The original Art Deco school premises were demolished in 2013.

The school converted to academy status in September 2009 and was renamed Outwood Academy Adwick.

In October 2011, work began on a £16 million rebuild. The new school site opened to pupils in February 2013.

==Academics==
The school is subjected to the same National Curriculum restriction found in all UK state-schools, it aims to give all Key Stage 3 students a broad introduction to academic life while catering for their individual interests. In 2016 this was classified by Ofsted as an outstanding school, In 2017–18 the Key Stage 4 results dipped, but the sixth form results held steady. Ofsted was complimentary of the general standard of teaching but found a couple of subjects that were not using the available internal results to correctly target the work set to the more able students. Ofsted was convinced that the trust and local management were addressing the problem.

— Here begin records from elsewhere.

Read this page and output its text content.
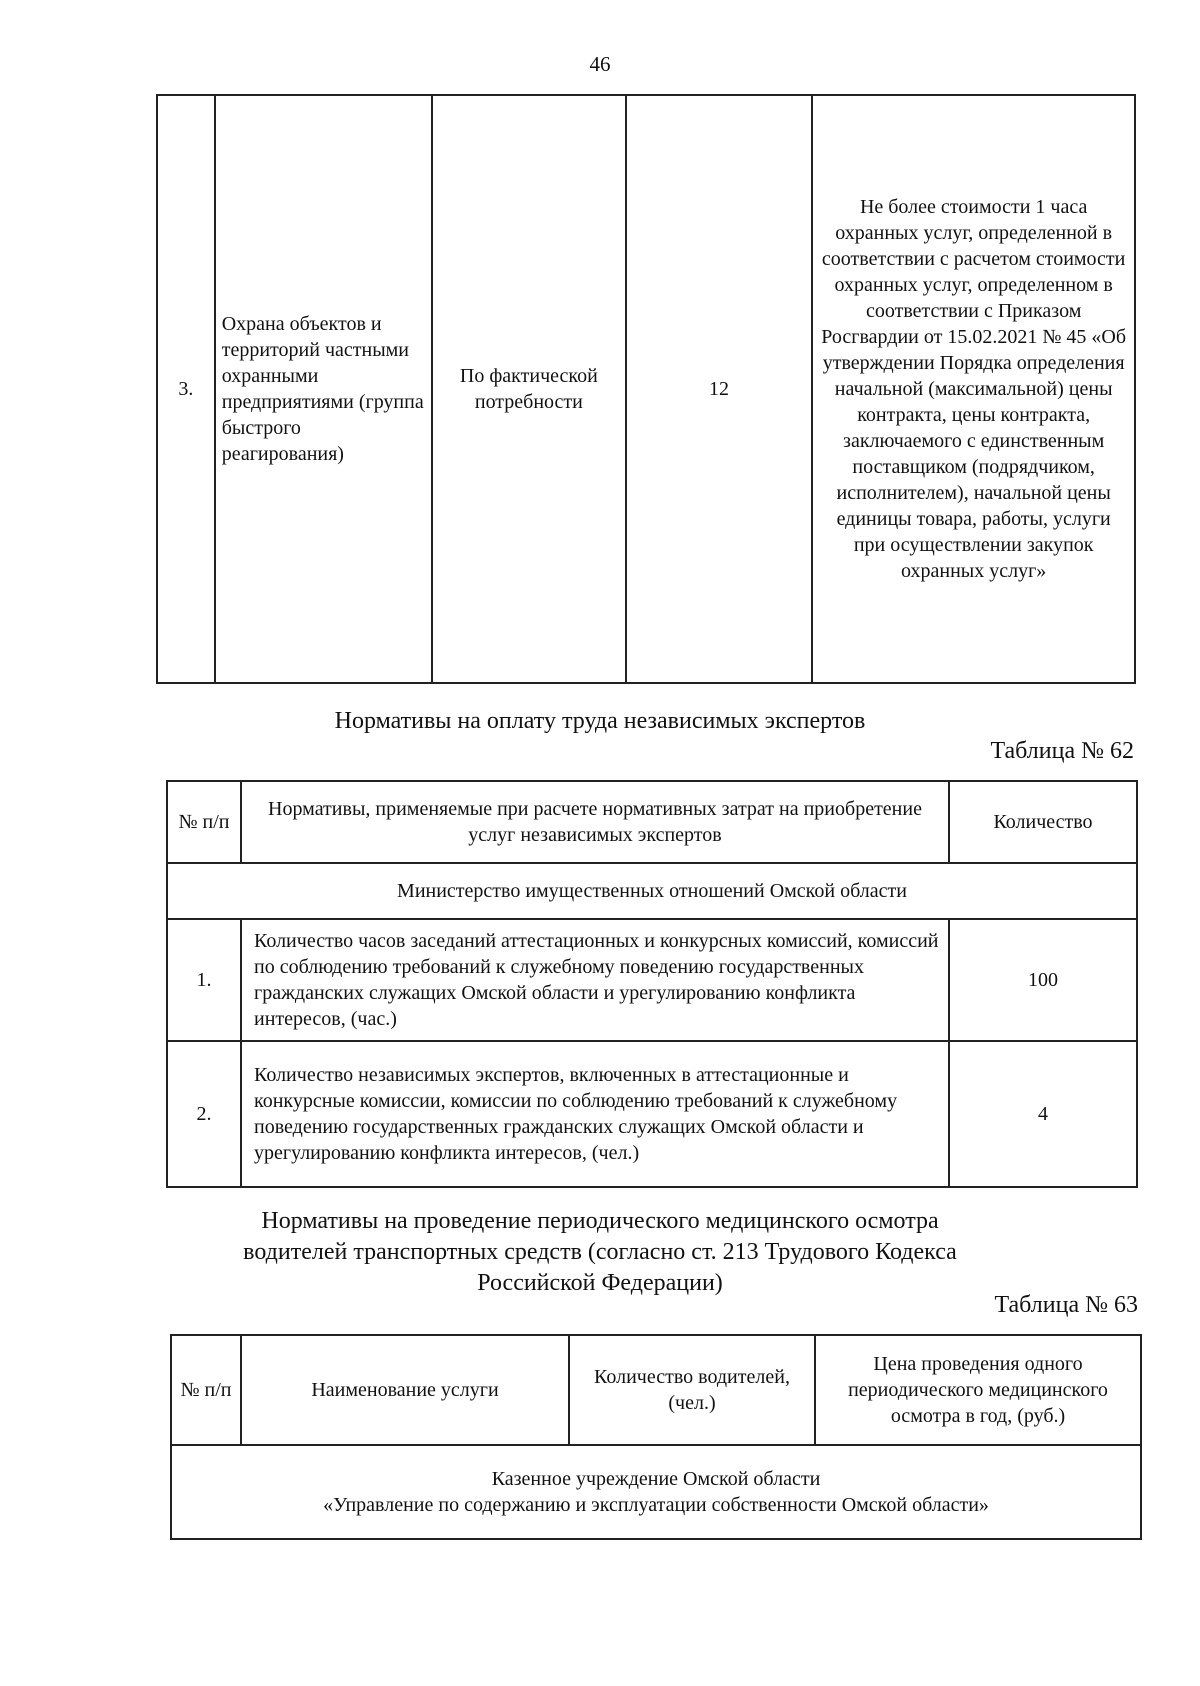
46
3.	Охрана объектов и территорий частными охранными предприятиями (группа быстрого реагирования)	По фактической потребности	12	Не более стоимости 1 часа охранных услуг, определенной в соответствии с расчетом стоимости охранных услуг, определенном в соответствии с Приказом Росгвардии от 15.02.2021 № 45 «Об утверждении Порядка определения начальной (максимальной) цены контракта, цены контракта, заключаемого с единственным поставщиком (подрядчиком, исполнителем), начальной цены единицы товара, работы, услуги при осуществлении закупок охранных услуг»
Нормативы на оплату труда независимых экспертов
Таблица № 62
№ п/п	Нормативы, применяемые при расчете нормативных затрат на приобретение услуг независимых экспертов	Количество
Министерство имущественных отношений Омской области		
1.	Количество часов заседаний аттестационных и конкурсных комиссий, комиссий по соблюдению требований к служебному поведению государственных гражданских служащих Омской области и урегулированию конфликта интересов, (час.)	100
2.	Количество независимых экспертов, включенных в аттестационные и конкурсные комиссии, комиссии по соблюдению требований к служебному поведению государственных гражданских служащих Омской области и урегулированию конфликта интересов, (чел.)	4
Нормативы на проведение периодического медицинского осмотра
водителей транспортных средств (согласно ст. 213 Трудового Кодекса
Российской Федерации)
Таблица № 63
№ п/п	Наименование услуги	Количество водителей, (чел.)	Цена проведения одного периодического медицинского осмотра в год, (руб.)

Казенное учреждение Омской области
«Управление по содержанию и эксплуатации собственности Омской области»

==Notable former members==
=== Former teachers ===
- Brian O'Malley (History), Became a Labour MP and Minister of State for Health & Social Security, introduced SERPS:State Earnings-Related Pension Scheme.

=== Former pupils ===
- Fred Spira (1939 entrant), businessman.
- Raymond Hide CBE FRS (1940 entrant), Professor of Physics.
- Richard Lumb (1961 entrant), Cricketer (batsman) for Yorkshire
- Roy Cromack (1950 entrant), Road Cyclist
- Derrick Downing (1957 entrant), Professional Footballer.
- Ros Jones (Ros Cavnor, 1961 entrant), Mayor of Doncaster.
- Stan Brookes (1964 entrant), Professional Footballer.
- Ricky Ravenhill (1993 entrant), Professional Footballer.